Le “futur national”: conforme et productif

Dans son histoire, la Belgique a procédé à de multiples remaniements de son code de la nationalité. Ces changements sont liés à des figures emblématiques des étrangers ou des peurs qui leur sont associées. Trois grandes figures d’étranger structurent les changements du droit de la nationalité: l’ennemi de l’État-nation (lors de l’indépendance), le non-patriote (en temps de guerre), l’immigré productif (période migratoire)1.

La formation de l’État-nation s’accompagne de l’instauration du jus sanguini (“droit du sang”). La nationalité se transmet par le sang et par le père. Le jus sanguini s’impose pour favoriser l’unification nationale. L’ennemi du jeune État, le Hollandais ou le Français, représente l’image de l’étranger. L’inclusion des conditions d’accès à la nationalité dans la Constitution témoigne de l’importance que le Constituant a donné à la définition du national.

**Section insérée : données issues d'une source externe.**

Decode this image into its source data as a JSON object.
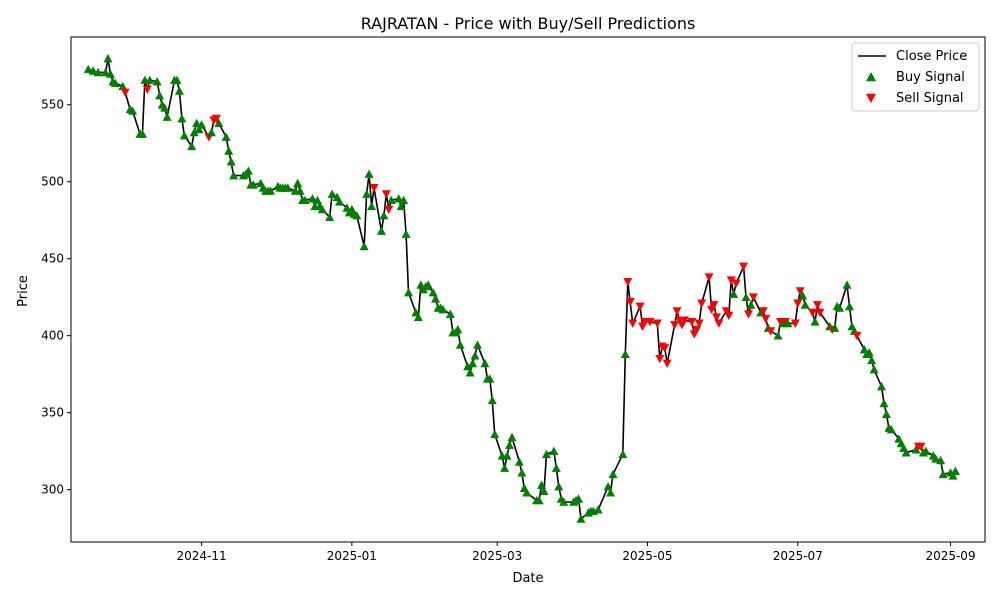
{
  "chart_data": {
    "type": "line",
    "title": "RAJRATAN - Price with Buy/Sell Predictions",
    "xlabel": "Date",
    "ylabel": "Price",
    "xlim": [
      "2024-09-09",
      "2025-09-15"
    ],
    "ylim": [
      266,
      594
    ],
    "x_ticks": [
      {
        "date": "2024-11-01",
        "label": "2024-11"
      },
      {
        "date": "2025-01-01",
        "label": "2025-01"
      },
      {
        "date": "2025-03-01",
        "label": "2025-03"
      },
      {
        "date": "2025-05-01",
        "label": "2025-05"
      },
      {
        "date": "2025-07-01",
        "label": "2025-07"
      },
      {
        "date": "2025-09-01",
        "label": "2025-09"
      }
    ],
    "y_ticks": [
      300,
      350,
      400,
      450,
      500,
      550
    ],
    "grid": false,
    "legend_position": "upper right",
    "series": [
      {
        "name": "Close Price",
        "color": "#000000"
      },
      {
        "name": "Buy Signal",
        "color": "#008000"
      },
      {
        "name": "Sell Signal",
        "color": "#ff0000"
      }
    ],
    "points": [
      [
        "2024-09-16",
        573,
        "B"
      ],
      [
        "2024-09-18",
        572,
        "B"
      ],
      [
        "2024-09-20",
        571,
        "B"
      ],
      [
        "2024-09-23",
        571,
        "B"
      ],
      [
        "2024-09-24",
        580,
        "B"
      ],
      [
        "2024-09-25",
        570,
        "B"
      ],
      [
        "2024-09-26",
        565,
        "B"
      ],
      [
        "2024-09-27",
        564,
        "B"
      ],
      [
        "2024-09-30",
        562,
        "B"
      ],
      [
        "2024-10-01",
        558,
        "S"
      ],
      [
        "2024-10-03",
        547,
        "B"
      ],
      [
        "2024-10-04",
        546,
        "B"
      ],
      [
        "2024-10-07",
        531,
        "B"
      ],
      [
        "2024-10-08",
        531,
        "B"
      ],
      [
        "2024-10-09",
        566,
        "B"
      ],
      [
        "2024-10-10",
        560,
        "S"
      ],
      [
        "2024-10-11",
        566,
        "B"
      ],
      [
        "2024-10-14",
        565,
        "B"
      ],
      [
        "2024-10-15",
        556,
        "B"
      ],
      [
        "2024-10-16",
        550,
        "B"
      ],
      [
        "2024-10-17",
        548,
        "B"
      ],
      [
        "2024-10-18",
        542,
        "B"
      ],
      [
        "2024-10-21",
        566,
        "B"
      ],
      [
        "2024-10-22",
        566,
        "B"
      ],
      [
        "2024-10-23",
        559,
        "B"
      ],
      [
        "2024-10-24",
        541,
        "B"
      ],
      [
        "2024-10-25",
        530,
        "B"
      ],
      [
        "2024-10-28",
        523,
        "B"
      ],
      [
        "2024-10-29",
        532,
        "B"
      ],
      [
        "2024-10-30",
        538,
        "B"
      ],
      [
        "2024-10-31",
        534,
        "B"
      ],
      [
        "2024-11-01",
        537,
        "B"
      ],
      [
        "2024-11-04",
        529,
        "S"
      ],
      [
        "2024-11-05",
        532,
        "B"
      ],
      [
        "2024-11-06",
        540,
        "S"
      ],
      [
        "2024-11-07",
        541,
        "S"
      ],
      [
        "2024-11-08",
        538,
        "B"
      ],
      [
        "2024-11-11",
        529,
        "B"
      ],
      [
        "2024-11-12",
        520,
        "B"
      ],
      [
        "2024-11-13",
        513,
        "B"
      ],
      [
        "2024-11-14",
        504,
        "B"
      ],
      [
        "2024-11-18",
        504,
        "B"
      ],
      [
        "2024-11-19",
        505,
        "B"
      ],
      [
        "2024-11-20",
        507,
        "B"
      ],
      [
        "2024-11-21",
        498,
        "B"
      ],
      [
        "2024-11-22",
        498,
        "B"
      ],
      [
        "2024-11-25",
        499,
        "B"
      ],
      [
        "2024-11-26",
        496,
        "B"
      ],
      [
        "2024-11-27",
        494,
        "B"
      ],
      [
        "2024-11-28",
        494,
        "B"
      ],
      [
        "2024-11-29",
        494,
        "B"
      ],
      [
        "2024-12-02",
        497,
        "B"
      ],
      [
        "2024-12-03",
        496,
        "B"
      ],
      [
        "2024-12-04",
        496,
        "B"
      ],
      [
        "2024-12-05",
        496,
        "B"
      ],
      [
        "2024-12-06",
        496,
        "B"
      ],
      [
        "2024-12-09",
        494,
        "B"
      ],
      [
        "2024-12-10",
        499,
        "B"
      ],
      [
        "2024-12-11",
        494,
        "B"
      ],
      [
        "2024-12-12",
        488,
        "B"
      ],
      [
        "2024-12-13",
        488,
        "B"
      ],
      [
        "2024-12-16",
        489,
        "B"
      ],
      [
        "2024-12-17",
        484,
        "B"
      ],
      [
        "2024-12-18",
        488,
        "B"
      ],
      [
        "2024-12-19",
        484,
        "B"
      ],
      [
        "2024-12-20",
        482,
        "B"
      ],
      [
        "2024-12-23",
        477,
        "B"
      ],
      [
        "2024-12-24",
        492,
        "B"
      ],
      [
        "2024-12-26",
        490,
        "B"
      ],
      [
        "2024-12-27",
        487,
        "B"
      ],
      [
        "2024-12-30",
        483,
        "B"
      ],
      [
        "2024-12-31",
        480,
        "B"
      ],
      [
        "2025-01-01",
        482,
        "B"
      ],
      [
        "2025-01-02",
        479,
        "B"
      ],
      [
        "2025-01-03",
        478,
        "B"
      ],
      [
        "2025-01-06",
        458,
        "B"
      ],
      [
        "2025-01-07",
        492,
        "B"
      ],
      [
        "2025-01-08",
        505,
        "B"
      ],
      [
        "2025-01-09",
        484,
        "B"
      ],
      [
        "2025-01-10",
        496,
        "S"
      ],
      [
        "2025-01-13",
        468,
        "B"
      ],
      [
        "2025-01-14",
        478,
        "B"
      ],
      [
        "2025-01-15",
        492,
        "S"
      ],
      [
        "2025-01-16",
        482,
        "S"
      ],
      [
        "2025-01-17",
        488,
        "B"
      ],
      [
        "2025-01-20",
        489,
        "B"
      ],
      [
        "2025-01-21",
        484,
        "B"
      ],
      [
        "2025-01-22",
        488,
        "B"
      ],
      [
        "2025-01-23",
        466,
        "B"
      ],
      [
        "2025-01-24",
        428,
        "B"
      ],
      [
        "2025-01-27",
        415,
        "B"
      ],
      [
        "2025-01-28",
        412,
        "B"
      ],
      [
        "2025-01-29",
        433,
        "B"
      ],
      [
        "2025-01-30",
        430,
        "B"
      ],
      [
        "2025-01-31",
        432,
        "B"
      ],
      [
        "2025-02-01",
        433,
        "B"
      ],
      [
        "2025-02-03",
        428,
        "B"
      ],
      [
        "2025-02-04",
        424,
        "B"
      ],
      [
        "2025-02-05",
        418,
        "B"
      ],
      [
        "2025-02-06",
        418,
        "B"
      ],
      [
        "2025-02-07",
        417,
        "B"
      ],
      [
        "2025-02-10",
        414,
        "B"
      ],
      [
        "2025-02-11",
        402,
        "B"
      ],
      [
        "2025-02-12",
        402,
        "B"
      ],
      [
        "2025-02-13",
        404,
        "B"
      ],
      [
        "2025-02-14",
        394,
        "B"
      ],
      [
        "2025-02-17",
        380,
        "B"
      ],
      [
        "2025-02-18",
        376,
        "B"
      ],
      [
        "2025-02-19",
        382,
        "B"
      ],
      [
        "2025-02-20",
        387,
        "B"
      ],
      [
        "2025-02-21",
        394,
        "B"
      ],
      [
        "2025-02-24",
        382,
        "B"
      ],
      [
        "2025-02-25",
        372,
        "B"
      ],
      [
        "2025-02-26",
        372,
        "B"
      ],
      [
        "2025-02-27",
        358,
        "B"
      ],
      [
        "2025-02-28",
        336,
        "B"
      ],
      [
        "2025-03-03",
        322,
        "B"
      ],
      [
        "2025-03-04",
        314,
        "B"
      ],
      [
        "2025-03-05",
        322,
        "B"
      ],
      [
        "2025-03-06",
        329,
        "B"
      ],
      [
        "2025-03-07",
        334,
        "B"
      ],
      [
        "2025-03-10",
        318,
        "B"
      ],
      [
        "2025-03-11",
        311,
        "B"
      ],
      [
        "2025-03-12",
        301,
        "B"
      ],
      [
        "2025-03-13",
        298,
        "B"
      ],
      [
        "2025-03-17",
        293,
        "B"
      ],
      [
        "2025-03-18",
        293,
        "B"
      ],
      [
        "2025-03-19",
        303,
        "B"
      ],
      [
        "2025-03-20",
        299,
        "B"
      ],
      [
        "2025-03-21",
        323,
        "B"
      ],
      [
        "2025-03-24",
        325,
        "B"
      ],
      [
        "2025-03-25",
        314,
        "B"
      ],
      [
        "2025-03-26",
        302,
        "B"
      ],
      [
        "2025-03-27",
        294,
        "B"
      ],
      [
        "2025-03-28",
        292,
        "B"
      ],
      [
        "2025-04-01",
        292,
        "B"
      ],
      [
        "2025-04-02",
        293,
        "B"
      ],
      [
        "2025-04-03",
        294,
        "B"
      ],
      [
        "2025-04-04",
        281,
        "B"
      ],
      [
        "2025-04-07",
        285,
        "B"
      ],
      [
        "2025-04-08",
        286,
        "B"
      ],
      [
        "2025-04-09",
        286,
        "B"
      ],
      [
        "2025-04-11",
        287,
        "B"
      ],
      [
        "2025-04-15",
        302,
        "B"
      ],
      [
        "2025-04-16",
        298,
        "B"
      ],
      [
        "2025-04-17",
        310,
        "B"
      ],
      [
        "2025-04-21",
        323,
        "B"
      ],
      [
        "2025-04-22",
        388,
        "B"
      ],
      [
        "2025-04-23",
        435,
        "S"
      ],
      [
        "2025-04-24",
        422,
        "S"
      ],
      [
        "2025-04-25",
        408,
        "S"
      ],
      [
        "2025-04-28",
        419,
        "S"
      ],
      [
        "2025-04-29",
        406,
        "S"
      ],
      [
        "2025-04-30",
        409,
        "S"
      ],
      [
        "2025-05-02",
        409,
        "S"
      ],
      [
        "2025-05-05",
        408,
        "S"
      ],
      [
        "2025-05-06",
        385,
        "S"
      ],
      [
        "2025-05-07",
        393,
        "S"
      ],
      [
        "2025-05-08",
        392,
        "S"
      ],
      [
        "2025-05-09",
        382,
        "S"
      ],
      [
        "2025-05-12",
        407,
        "S"
      ],
      [
        "2025-05-13",
        416,
        "S"
      ],
      [
        "2025-05-14",
        410,
        "S"
      ],
      [
        "2025-05-15",
        407,
        "S"
      ],
      [
        "2025-05-16",
        410,
        "S"
      ],
      [
        "2025-05-19",
        409,
        "S"
      ],
      [
        "2025-05-20",
        401,
        "S"
      ],
      [
        "2025-05-21",
        404,
        "S"
      ],
      [
        "2025-05-22",
        408,
        "S"
      ],
      [
        "2025-05-23",
        421,
        "S"
      ],
      [
        "2025-05-26",
        438,
        "S"
      ],
      [
        "2025-05-27",
        417,
        "S"
      ],
      [
        "2025-05-28",
        420,
        "S"
      ],
      [
        "2025-05-29",
        412,
        "S"
      ],
      [
        "2025-05-30",
        408,
        "S"
      ],
      [
        "2025-06-02",
        416,
        "S"
      ],
      [
        "2025-06-03",
        413,
        "S"
      ],
      [
        "2025-06-04",
        436,
        "S"
      ],
      [
        "2025-06-05",
        427,
        "B"
      ],
      [
        "2025-06-06",
        434,
        "S"
      ],
      [
        "2025-06-09",
        445,
        "S"
      ],
      [
        "2025-06-10",
        425,
        "B"
      ],
      [
        "2025-06-11",
        414,
        "S"
      ],
      [
        "2025-06-12",
        420,
        "B"
      ],
      [
        "2025-06-13",
        425,
        "S"
      ],
      [
        "2025-06-16",
        415,
        "B"
      ],
      [
        "2025-06-17",
        416,
        "S"
      ],
      [
        "2025-06-18",
        411,
        "S"
      ],
      [
        "2025-06-19",
        405,
        "B"
      ],
      [
        "2025-06-20",
        403,
        "S"
      ],
      [
        "2025-06-23",
        400,
        "B"
      ],
      [
        "2025-06-24",
        409,
        "S"
      ],
      [
        "2025-06-25",
        408,
        "B"
      ],
      [
        "2025-06-26",
        409,
        "S"
      ],
      [
        "2025-06-27",
        408,
        "B"
      ],
      [
        "2025-06-30",
        408,
        "S"
      ],
      [
        "2025-07-01",
        421,
        "S"
      ],
      [
        "2025-07-02",
        429,
        "S"
      ],
      [
        "2025-07-03",
        426,
        "B"
      ],
      [
        "2025-07-04",
        420,
        "B"
      ],
      [
        "2025-07-07",
        415,
        "S"
      ],
      [
        "2025-07-08",
        409,
        "B"
      ],
      [
        "2025-07-09",
        420,
        "S"
      ],
      [
        "2025-07-10",
        415,
        "S"
      ],
      [
        "2025-07-14",
        406,
        "B"
      ],
      [
        "2025-07-15",
        404,
        "S"
      ],
      [
        "2025-07-16",
        405,
        "B"
      ],
      [
        "2025-07-17",
        419,
        "B"
      ],
      [
        "2025-07-18",
        418,
        "B"
      ],
      [
        "2025-07-21",
        433,
        "B"
      ],
      [
        "2025-07-22",
        419,
        "B"
      ],
      [
        "2025-07-23",
        406,
        "B"
      ],
      [
        "2025-07-24",
        403,
        "B"
      ],
      [
        "2025-07-25",
        400,
        "S"
      ],
      [
        "2025-07-28",
        391,
        "B"
      ],
      [
        "2025-07-29",
        388,
        "B"
      ],
      [
        "2025-07-30",
        389,
        "B"
      ],
      [
        "2025-07-31",
        384,
        "B"
      ],
      [
        "2025-08-01",
        378,
        "B"
      ],
      [
        "2025-08-04",
        367,
        "B"
      ],
      [
        "2025-08-05",
        356,
        "B"
      ],
      [
        "2025-08-06",
        349,
        "B"
      ],
      [
        "2025-08-07",
        340,
        "B"
      ],
      [
        "2025-08-08",
        339,
        "B"
      ],
      [
        "2025-08-11",
        333,
        "B"
      ],
      [
        "2025-08-12",
        330,
        "B"
      ],
      [
        "2025-08-13",
        327,
        "B"
      ],
      [
        "2025-08-14",
        324,
        "B"
      ],
      [
        "2025-08-18",
        326,
        "B"
      ],
      [
        "2025-08-19",
        328,
        "S"
      ],
      [
        "2025-08-20",
        328,
        "S"
      ],
      [
        "2025-08-21",
        324,
        "B"
      ],
      [
        "2025-08-22",
        325,
        "B"
      ],
      [
        "2025-08-25",
        322,
        "B"
      ],
      [
        "2025-08-26",
        320,
        "B"
      ],
      [
        "2025-08-28",
        319,
        "B"
      ],
      [
        "2025-08-29",
        310,
        "B"
      ],
      [
        "2025-09-01",
        311,
        "B"
      ],
      [
        "2025-09-02",
        309,
        "B"
      ],
      [
        "2025-09-03",
        312,
        "B"
      ]
    ]
  }
}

Après une brève période libérale qui voit l’introduction du jus soli (1909-1922), les conditions d’acquisition de la nationalité se durcissent. La nationalité et le patriotisme se superposent. L’étranger prend le sens même de son étymologie: l’ennemi, et plus encore l’ennemi de l’État. Cette loi reste en vigueur jusqu’en 1984 qui voit le début d’un cycle d’assouplissement des conditions d’acquisition de la nationalité belge. La figure dominante est celle de l’immigré productif maintenu en dehors de la communauté nationale. La nationalité est perçue comme une étape de l’intégration. De 1984 à 2000, l’acquisition de la nationalité reste largement un processus d’inclusion sous condition, supposant que le requérant passe des épreuves pour prouver qu’il mérite la nationalité. La loi très libérale de 2000 est surtout soutenue par les partis francophones alors que les Flamands y voient une concession exagérée comme en témoigne le qualificatif associé: snel Belgwet. Cependant, l’ouverture est de courte durée. La loi de 2012 est un véritable retour en arrière.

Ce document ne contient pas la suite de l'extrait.